2019
Je dois la retrouver. Quel intérêt ai-je à attendre ici que quelque chose se passe ? La vie n’est pas seulement faite de hasards. Parfois, il faut provoquer sa chance. Je ne sais pas si elle pense toujours à moi, ou même si elle a envie de me revoir, mais si je n’essaie pas de déclencher une nouvelle rencontre, je ne le saurai jamais.
Mon premier espoir se trouve dans mon répertoire téléphonique. Comme je n’ai pas de téléphone portable, j’ai dû m’acheter un téléphone fixe professionnel. Le cœur battant, je compose les numéros, sans trop réfléchir. Je sais que sinon, je n’y parviendrai pas. Très vite, mes espoirs s’effritent. Le numéro n’existe plus. Elle a dû changer de téléphone. Je pousse un long soupir. Ça n’aurait pas pu être simple… ?

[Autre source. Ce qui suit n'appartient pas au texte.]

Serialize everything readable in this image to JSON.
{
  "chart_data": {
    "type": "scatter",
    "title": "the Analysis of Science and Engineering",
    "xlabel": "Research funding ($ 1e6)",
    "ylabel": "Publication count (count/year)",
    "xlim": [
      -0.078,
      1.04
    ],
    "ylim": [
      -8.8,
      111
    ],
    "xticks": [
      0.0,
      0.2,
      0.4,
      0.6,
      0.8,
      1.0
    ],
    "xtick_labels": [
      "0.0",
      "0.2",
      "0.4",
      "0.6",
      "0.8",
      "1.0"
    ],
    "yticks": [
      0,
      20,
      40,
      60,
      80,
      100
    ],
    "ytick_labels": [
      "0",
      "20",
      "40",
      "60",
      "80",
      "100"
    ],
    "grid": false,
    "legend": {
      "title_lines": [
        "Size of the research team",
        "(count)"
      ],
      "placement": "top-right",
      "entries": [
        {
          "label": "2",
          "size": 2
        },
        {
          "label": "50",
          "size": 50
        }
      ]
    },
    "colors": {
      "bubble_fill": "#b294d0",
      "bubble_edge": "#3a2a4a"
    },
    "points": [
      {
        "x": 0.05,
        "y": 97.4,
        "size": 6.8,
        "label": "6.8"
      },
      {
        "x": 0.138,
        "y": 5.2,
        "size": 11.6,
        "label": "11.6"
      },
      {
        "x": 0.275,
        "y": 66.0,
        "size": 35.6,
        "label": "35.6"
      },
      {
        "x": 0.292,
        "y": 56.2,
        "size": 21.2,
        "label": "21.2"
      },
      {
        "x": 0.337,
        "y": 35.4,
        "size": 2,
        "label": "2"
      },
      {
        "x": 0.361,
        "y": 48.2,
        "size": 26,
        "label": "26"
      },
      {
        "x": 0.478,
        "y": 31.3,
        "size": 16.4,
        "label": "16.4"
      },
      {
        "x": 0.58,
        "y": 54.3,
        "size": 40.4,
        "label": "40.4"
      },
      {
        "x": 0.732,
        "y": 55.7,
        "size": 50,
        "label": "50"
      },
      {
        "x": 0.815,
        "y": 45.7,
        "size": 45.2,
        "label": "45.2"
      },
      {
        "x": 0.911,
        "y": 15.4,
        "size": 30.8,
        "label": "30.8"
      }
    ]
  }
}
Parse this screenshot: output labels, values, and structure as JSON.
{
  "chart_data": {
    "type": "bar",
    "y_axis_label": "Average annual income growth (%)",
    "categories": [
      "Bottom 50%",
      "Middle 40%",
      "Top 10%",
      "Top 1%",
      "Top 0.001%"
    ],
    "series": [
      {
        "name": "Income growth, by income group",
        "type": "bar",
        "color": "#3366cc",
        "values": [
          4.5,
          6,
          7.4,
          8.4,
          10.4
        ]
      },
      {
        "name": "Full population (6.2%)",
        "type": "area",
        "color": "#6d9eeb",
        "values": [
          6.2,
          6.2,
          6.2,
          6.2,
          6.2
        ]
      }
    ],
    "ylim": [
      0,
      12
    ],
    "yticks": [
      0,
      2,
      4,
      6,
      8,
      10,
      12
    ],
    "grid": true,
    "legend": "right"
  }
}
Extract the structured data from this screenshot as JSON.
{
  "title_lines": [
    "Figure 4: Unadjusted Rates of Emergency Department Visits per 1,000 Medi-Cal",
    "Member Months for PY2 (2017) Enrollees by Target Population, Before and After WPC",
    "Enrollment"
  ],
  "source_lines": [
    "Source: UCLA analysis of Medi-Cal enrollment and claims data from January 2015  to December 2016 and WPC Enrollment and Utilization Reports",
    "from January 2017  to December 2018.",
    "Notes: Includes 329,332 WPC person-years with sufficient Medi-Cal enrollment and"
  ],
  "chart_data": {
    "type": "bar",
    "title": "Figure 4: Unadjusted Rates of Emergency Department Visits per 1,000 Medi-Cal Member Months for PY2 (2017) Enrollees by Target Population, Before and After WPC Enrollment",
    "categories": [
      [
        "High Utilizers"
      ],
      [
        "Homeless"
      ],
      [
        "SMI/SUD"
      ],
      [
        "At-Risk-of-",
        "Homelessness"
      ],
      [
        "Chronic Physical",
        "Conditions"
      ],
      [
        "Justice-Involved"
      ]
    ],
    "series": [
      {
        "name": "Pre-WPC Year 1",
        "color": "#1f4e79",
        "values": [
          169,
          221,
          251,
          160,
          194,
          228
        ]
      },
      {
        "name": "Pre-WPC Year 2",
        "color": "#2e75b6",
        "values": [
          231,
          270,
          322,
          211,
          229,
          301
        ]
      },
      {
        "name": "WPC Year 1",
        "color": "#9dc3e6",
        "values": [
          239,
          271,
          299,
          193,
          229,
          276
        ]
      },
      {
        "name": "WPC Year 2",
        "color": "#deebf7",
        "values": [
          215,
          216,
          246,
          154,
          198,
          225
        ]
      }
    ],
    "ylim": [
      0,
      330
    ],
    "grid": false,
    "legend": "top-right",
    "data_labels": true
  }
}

Après des heures de recherches infructueuses auprès des différentes universités de Tokyo, dans les annuaires téléphoniques, sur internet, je me dis qu’il faut que j’arrête de m’acharner. Je sens la frustration m’envahir de l’intérieur.
Je repense à Takeo. Depuis ma dernière lettre, je n’ai pas eu de nouvelles, alors qu’il était censé rentrer cet été. Il a dû prendre son poste à Tokyo et a oublié de me répondre. Et moi, je n’ai pas eu l’occasion de lui avouer ce que j’avais sur le cœur. Lui, en revanche, je n’aurais pas de mal à le retrouver, même si je n’ai toujours pas noté son numéro de portable. Je compose le numéro de ses parents, que je connais par cœur depuis des années. Après quelques sonneries, sa mère décroche.
— Allo ?
— Madame Furukawa ? C’est Naoto.
— Oh, Naoto. Je suis contente de t’entendre. Comment vas-tu ?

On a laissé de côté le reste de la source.